The growth in cryptocurrency is evident to all those involved and those watching from a distance for a while. It has been estimated that up to 4 billion people could be using blockchain by 2024, and multitudes more would follow as its momentum increases over time.
It is no surprise that many want a piece of the pie, with a vast number of people diving headfirst into new exchanges daily. However, this isn’t easy to start up or maintain without experience or guidance. Not only does one need some funding behind them to get going, but they will also likely need access to some top-level clients who can help boost their profile. So, what are the risks of starting crypto exchange?
It is incredibly risky to start your own crypto exchange since the market is very volatile. Many stories exist about new exchanges collapsing within months due to a lack of trading volume. These companies invested millions into their project only for people not trading on their platform and ultimately withdrawing their funds. It is challenging for exchanges to remain profitable without volume, so they fail.
Legal Problems: It isn’t just a case of starting a crypto exchange and hoping people start trading on it. Legal problems may arise, such as money laundering, if running an unlicensed exchange or not doing enough KYC (Know Your Customer) checks on those who conduct transactions on your platform. Starting new exchanges without legal advice can leave you vulnerable to charges of irresponsible behavior and perhaps even criminal charges.
Top-Level Clients Needed/Exchange Profile Boosters: Another massive problem that arises when you create a cryptocurrency exchange is a need for top-level clients to boost the profile. Creating a new exchange without access to big-name clients willing to list their tokens on your platform is challenging.

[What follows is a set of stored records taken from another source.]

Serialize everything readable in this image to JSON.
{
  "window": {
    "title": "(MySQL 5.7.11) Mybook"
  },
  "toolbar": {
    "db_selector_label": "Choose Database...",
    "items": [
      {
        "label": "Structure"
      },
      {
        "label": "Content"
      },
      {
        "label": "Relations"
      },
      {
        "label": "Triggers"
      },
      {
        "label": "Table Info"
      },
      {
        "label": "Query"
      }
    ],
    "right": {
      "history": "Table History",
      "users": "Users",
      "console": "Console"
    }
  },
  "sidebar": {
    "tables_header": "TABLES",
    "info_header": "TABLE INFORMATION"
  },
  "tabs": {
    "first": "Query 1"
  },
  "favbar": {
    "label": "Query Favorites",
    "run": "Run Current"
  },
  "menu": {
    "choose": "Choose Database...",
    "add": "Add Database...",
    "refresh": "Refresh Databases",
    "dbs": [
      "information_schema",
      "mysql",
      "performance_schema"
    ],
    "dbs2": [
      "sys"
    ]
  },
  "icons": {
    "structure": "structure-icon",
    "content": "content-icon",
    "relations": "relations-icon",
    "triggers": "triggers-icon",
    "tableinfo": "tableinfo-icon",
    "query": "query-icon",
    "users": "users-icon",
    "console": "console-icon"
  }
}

This is because the No.1 priority for any company looking at being listed on an exchange, especially one not associated with a significant brand, is credibility and the ability to trade their token. If you don’t have anyone reputable on your exchange, traders aren’t likely to trust it, so they won’t use it.
Investment: The costs to build cryptocurrency exchange can be extremely high unless you get lucky and self-fund most of it through bootstrapping. However, the costs are still huge even then. It can cost millions of dollars to buy reliable servers for crypto trading and hire developers. There are also the legal fees and security costs involved in running an exchange. Therefore, having at least 1 million USD or more to start an exchange is highly recommended.

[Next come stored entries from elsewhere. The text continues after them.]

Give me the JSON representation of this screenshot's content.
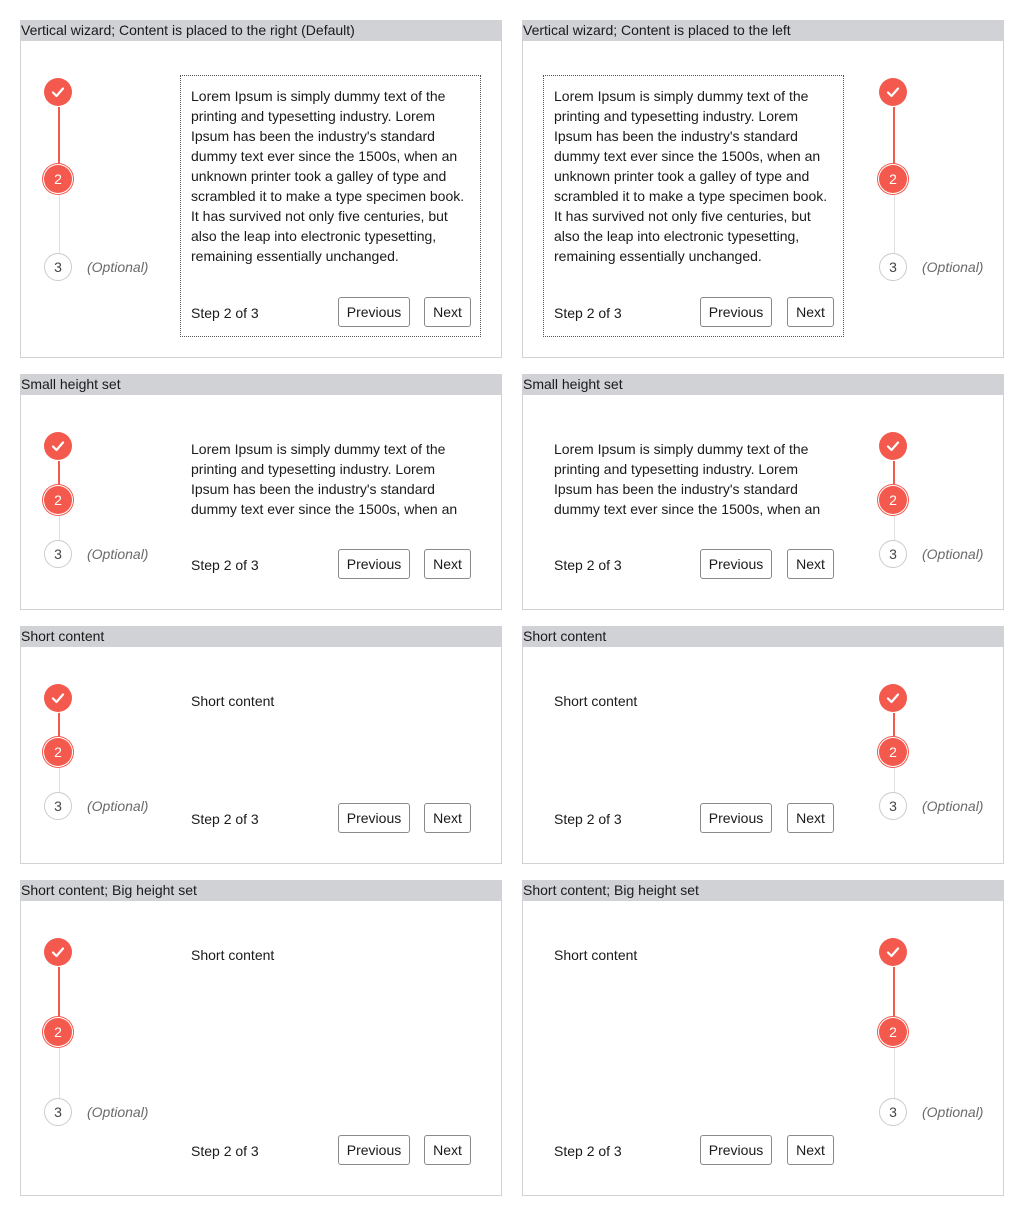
{
  "panels": [
    {
      "title": "Vertical wizard; Content is placed to the right (Default)"
    },
    {
      "title": "Vertical wizard; Content is placed to the left"
    },
    {
      "title": "Small height set"
    },
    {
      "title": "Small height set"
    },
    {
      "title": "Short content"
    },
    {
      "title": "Short content"
    },
    {
      "title": "Short content; Big height set"
    },
    {
      "title": "Short content; Big height set"
    }
  ],
  "wizard": {
    "step_current": "2",
    "step_next": "3",
    "optional_label": "(Optional)",
    "step_indicator": "Step 2 of 3",
    "previous_label": "Previous",
    "next_label": "Next",
    "check_icon": "check-icon"
  },
  "content": {
    "long": "Lorem Ipsum is simply dummy text of the printing and typesetting industry. Lorem Ipsum has been the industry's standard dummy text ever since the 1500s, when an unknown printer took a galley of type and scrambled it to make a type specimen book. It has survived not only five centuries, but also the leap into electronic typesetting, remaining essentially unchanged.",
    "short": "Short content"
  },
  "colors": {
    "accent": "#f4594e",
    "header_bg": "#d0d2d6",
    "border": "#d0d2d6"
  }
}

Risks vs. Rewards: It may seem like it’s worth taking all these risks if you get a big payout when starting your exchange (i.e., you make millions), but the likelihood of this happening without experience or guidance is very low. Exchanges fail because they don’t manage their money well enough, meaning that there isn’t any left to trade with one day!
Overall, starting a cryptocurrency exchange is one of the riskiest businesses as it requires so much money and effort to get off the ground as there are many legal problems and risks involved. However, those who can navigate these obstacles successfully and start cryptocurrency exchange could potentially make big profits if their entity grows enough in size/volume.